Menyadari akan kemurkaan ayahnya atas tindakannya membunuh Habil ra, Qabil menurut salah satu riwayat segera membawa lari Iqlima ra menuju tempat yang jauh. Sebagai adik, ia mengikuti saja karena pada saat itu Nabi Adam dan Siti Hawa sedang pergi menunaikan syariat ibadah haji, sementara kepemimpinan saat itu diamanahkan kepada Qabil sebagai kakak paling dewasa. Berdasarkan kitab Mar’at al-Mafatih, Nabi Adam as berangkat dari Hindia berjalan ke arah barat melalui Syam selama empat puluh tahun, dan sampai di Mekkah lalu melaksanakan ibadah haji sesuai bimbingan malaikat.

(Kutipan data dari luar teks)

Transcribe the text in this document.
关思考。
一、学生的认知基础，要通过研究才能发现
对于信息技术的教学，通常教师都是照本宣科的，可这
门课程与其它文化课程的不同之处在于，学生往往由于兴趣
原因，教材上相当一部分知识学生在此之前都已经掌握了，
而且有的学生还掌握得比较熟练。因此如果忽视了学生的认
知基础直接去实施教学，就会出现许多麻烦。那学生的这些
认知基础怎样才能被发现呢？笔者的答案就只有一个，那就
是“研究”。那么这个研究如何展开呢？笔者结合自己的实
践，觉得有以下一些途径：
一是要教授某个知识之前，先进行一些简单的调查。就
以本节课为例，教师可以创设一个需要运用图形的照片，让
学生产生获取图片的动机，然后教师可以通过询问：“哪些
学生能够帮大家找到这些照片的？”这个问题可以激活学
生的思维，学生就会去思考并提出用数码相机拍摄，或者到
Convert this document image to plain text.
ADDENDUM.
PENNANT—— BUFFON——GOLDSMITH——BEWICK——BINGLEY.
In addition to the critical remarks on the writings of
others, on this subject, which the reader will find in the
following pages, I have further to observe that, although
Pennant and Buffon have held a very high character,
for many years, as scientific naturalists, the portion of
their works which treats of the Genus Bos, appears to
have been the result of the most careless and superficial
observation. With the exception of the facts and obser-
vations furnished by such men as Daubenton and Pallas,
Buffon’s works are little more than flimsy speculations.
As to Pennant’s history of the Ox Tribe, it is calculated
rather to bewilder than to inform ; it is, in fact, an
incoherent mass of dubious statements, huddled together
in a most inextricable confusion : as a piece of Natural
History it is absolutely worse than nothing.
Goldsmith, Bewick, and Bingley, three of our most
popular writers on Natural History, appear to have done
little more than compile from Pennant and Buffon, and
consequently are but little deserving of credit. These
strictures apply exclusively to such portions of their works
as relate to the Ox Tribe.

Qabil mencari tempat yang kondusif untuk menetap. Ia mencari sebuah lembah yang cukup subur sebagai tempat tinggal dan menyambung hidup sesuai keahliannya yaitu bercocok-tanam. Sebuah tempat akhirnya dipilih. Di tempat inilah Qabil membina keluarga sehingga memiliki keturunan yang sangat banyak.

Sebagai kepala keluarga, Qabil mengajarkan berbagai macam kebaikan kepada keturunannya. Tentunya bukan kebaikan yang berdasarkan wahyu Allah SWT (berupa 10 mushaf yang dibawa dan diajarkan Nabi Adam), melainkan menggunakan prasangka nalar dan logika yang menurutnya sesuai.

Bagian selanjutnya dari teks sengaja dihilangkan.